Anders als bei Diego Maradona lebte er ohne Abstürze und mit klarem moralischen Kompass. Er stellte sich gegen die Militärdiktatur, wollte verhindern – vor der WM 1970 –, dass die Selecao vereinnahmt würde von den Machthabern. Er thematisierte die Folterungen – etwa der späteren Staatspräsidentin Dilma Rousseff als 21-jähriger Studentin. „Sie hing mit dem Kopf nach unten von einem Metallstab, der an ihren Knien angebracht war, während Elektroschocks durch ihren Körper gejagt wurden.“ Er klagte an: „Das hört sich für uns nach Nazi-Deutschland an, nicht nach unserem geliebten Brasilien.“
Das Land wurde trotzdem immer schlimmer, 1992 erschoss die Militärpolizei 101 Insassen eines Gefängnisses, 1993 in einer Kirche schlafende obdachlose Kinder. Pelé konnte Brasilien kaum noch ertragen, er unterstützte die WM-Bewerbung der USA, die sich gegen Brasilien durchsetzte.
1994 setzte der Wandel in Brasilia ein: Demokratie, eine linke Regierung. Pelé wurde ihr Sportminister. Er bewirkte nicht viel in seinem Amt, doch egal: Er begleitete Brasilien in eine bessere Zeit.

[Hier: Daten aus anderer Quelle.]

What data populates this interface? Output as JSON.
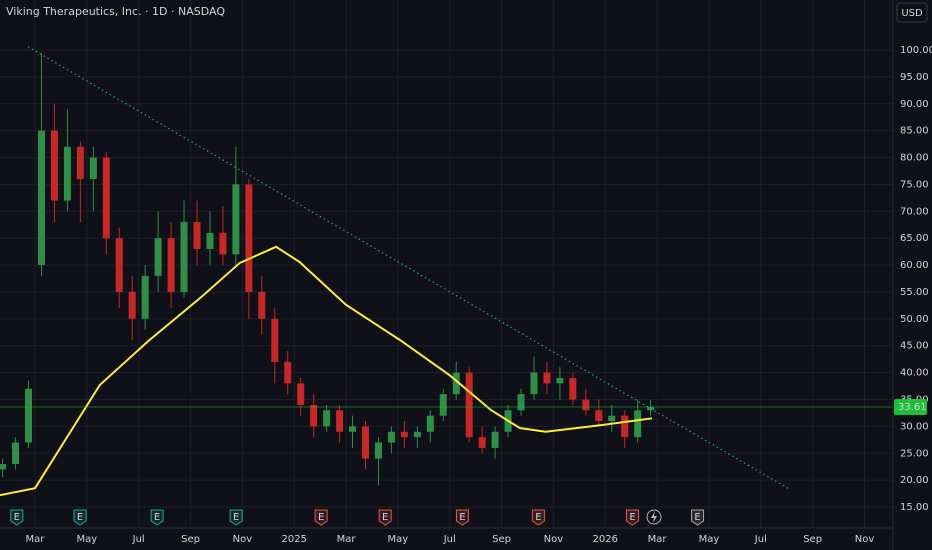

„Ich glaube fest an Gott, und jede Botschaft der Liebe, die ich von euch aus der ganzen Welt erhalte, gibt mir neue Kraft“, mit diesen Worten meldete er sich vor drei Wochen aus der Klinik, nachdem diese verkündet hatte, er wurde nur noch palliativ behandelt.
Und als verrichte er einen letzten Dienst am Fußball, sammelte er seine Kräfte, um nicht die Weltmeisterschaft mit der Nachricht seines Todes zu überschatten.